Address 1: 10.96.0.10
nslookup: can't resolve 'kubernetes.default'
pod "dnsutils" deleted
pod default/dnsutils terminated (Error)
kubectl get pods -n kube-system -l k8s-app=kube-dns
NAME READY STATUS RESTARTS AGE
coredns-55cb58b774-6vb7p 1/1 Running 1 (4h19m ago) 4h38m
coredns-55cb58b774-wtrz6 1/1 Running 1 (4h19m ago) 4h38m
Ping Test
ubuntu@k8s-master-0:~$ kubectl run pod1 --image=busybox:1.28 --restart=Never --command -- sleep 3600
pod/pod1 created
ubuntu@k8s-master-0:~$ kubectl run pod2 --image=busybox:1.28 --restart=Never --command -- sleep 3600
pod/pod2 created
ubuntu@k8s-master-0:~$ kubectl get pods -o wide
NAME READY STATUS RESTARTS AGE IP NODE NOMINATED NODE READINESS GATES
pod1 1/1 Running 0 15m 10.244.5.2 k8s-worker-1 <none> <none>
pod2 1/1 Running 0 15m 10.244.4.2 k8s-worker-3 <none> <none>
ubuntu@k8s-master-0:~$ kubectl exec -it pod1 -- sh
/ # ping 10.244.5.2
PING 10.244.5.2 (10.244.5.2): 56 data bytes
64 bytes from 10.244.5.2: seq=0 ttl=64 time=0.107 ms
64 bytes from 10.244.5.2: seq=1 ttl=64 time=0.091 ms
64 bytes from 10.244.5.2: seq=2 ttl=64 time=0.090 ms
^C
--- 10.244.5.2 ping statistics ---
3 packets transmitted, 3 packets received, 0% packet loss
round-trip min/avg/max = 0.090/0.096/0.107 ms
/ # 10.244.4.2
sh: 10.244.4.2: not found
/ # ping 10.244.4.2
PING 10.244.4.2 (10.244.4.2): 56 data bytes
^C
--- 10.244.4.2 ping statistics ---
2 packets transmitted, 0 packets received, 100% packet loss
/ # exit
command terminated with exit code 1
If I understand flannel correctly, it is fine that the pods are in other subnets as the ip routes manage the forwarding.
That's a good idea. While I have opened some ports that are commonly used by kubernetes, I didn't think about flannel requiring additional open ports. I will look into this.

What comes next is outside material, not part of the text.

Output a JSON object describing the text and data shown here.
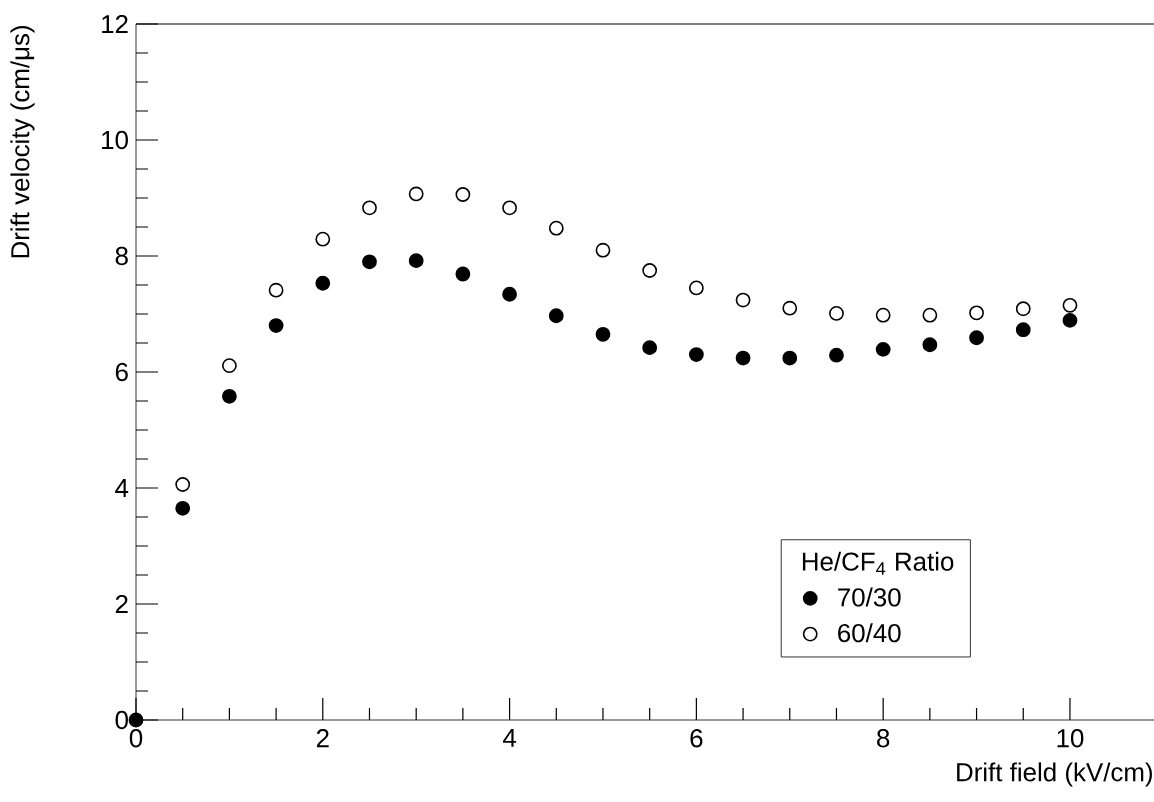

It's also mentioned in the troubleshooting guide, but I looked for debugging advice there and only scanned the other sections: https://github.com/flannel-io/flannel/blob/master/Documentation/troubleshooting.md#firewalls
Can you elaborate on that? I am not sure whether you are promoting the usage of Calico over Flannel in general or if you think that using Calico would not result in this issue or if Calico would be easier to debug if such an issue arise.
I decided to use flannel because it was labeled as the easiest. I know that Calico is most popular.